En la vida dominicana hay verdades que no se enseñan: se huelen, se intuyen y se aceptan como parte del ecosistema. Son los “facts of life”, esas leyes invisibles que sostienen el teatro del poder. Como en “Layer Cake”, aquí no se asciende por mérito, se asciende por tragar veneno con sonrisa. Se aprende a pactar con lo que se desprecia, a brindar con quien se odia y a callar cuando se debería gritar. El silencio es la moneda de entrada; la complicidad, el traje de gala.
La política, el empresariado y el crimen organizado no son tres mundos: son un mismo salón con puertas diferentes. El político finge moral, el empresario finge neutralidad y el capo finge estar afuera. Pero todos se tocan bajo la mesa. Todos saben quién financia a quién, quién protege a quién y quién calla a cambio de qué. Y aun así, todos juran no saber nada.

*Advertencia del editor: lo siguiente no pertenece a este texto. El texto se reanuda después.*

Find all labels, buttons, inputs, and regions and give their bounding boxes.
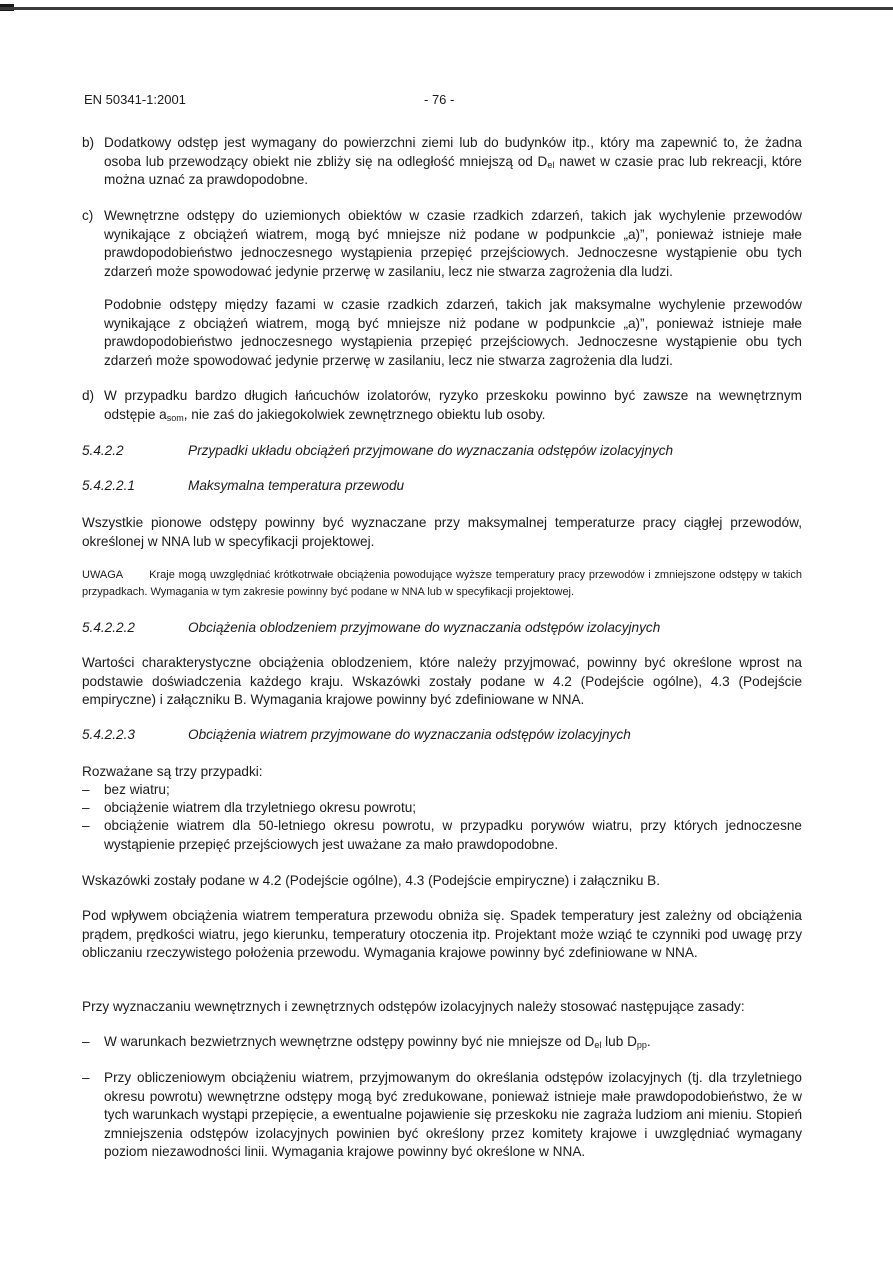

Lo cínico es que no hay sorpresas. Todos entienden que para llegar arriba hay que pasar por el lodo. Nadie se hace el santo; se hace el discreto. Porque aquí no gana el más limpio, gana el que ensucia mejor. Y cuando la estructura se sacude —porque siempre se sacude— nadie pregunta “por qué cayó”, sino “a quién le tocaba caer”.
Ese es el layer cake criollo: una coreografía perfecta de hipocresía funcional. Todos comen, todos callan, todos sonríen… hasta que un día el pastel se sirve sin plato y la cena termina con uno en el menú. Y el resto, con la boca llena, se hace el sorprendido.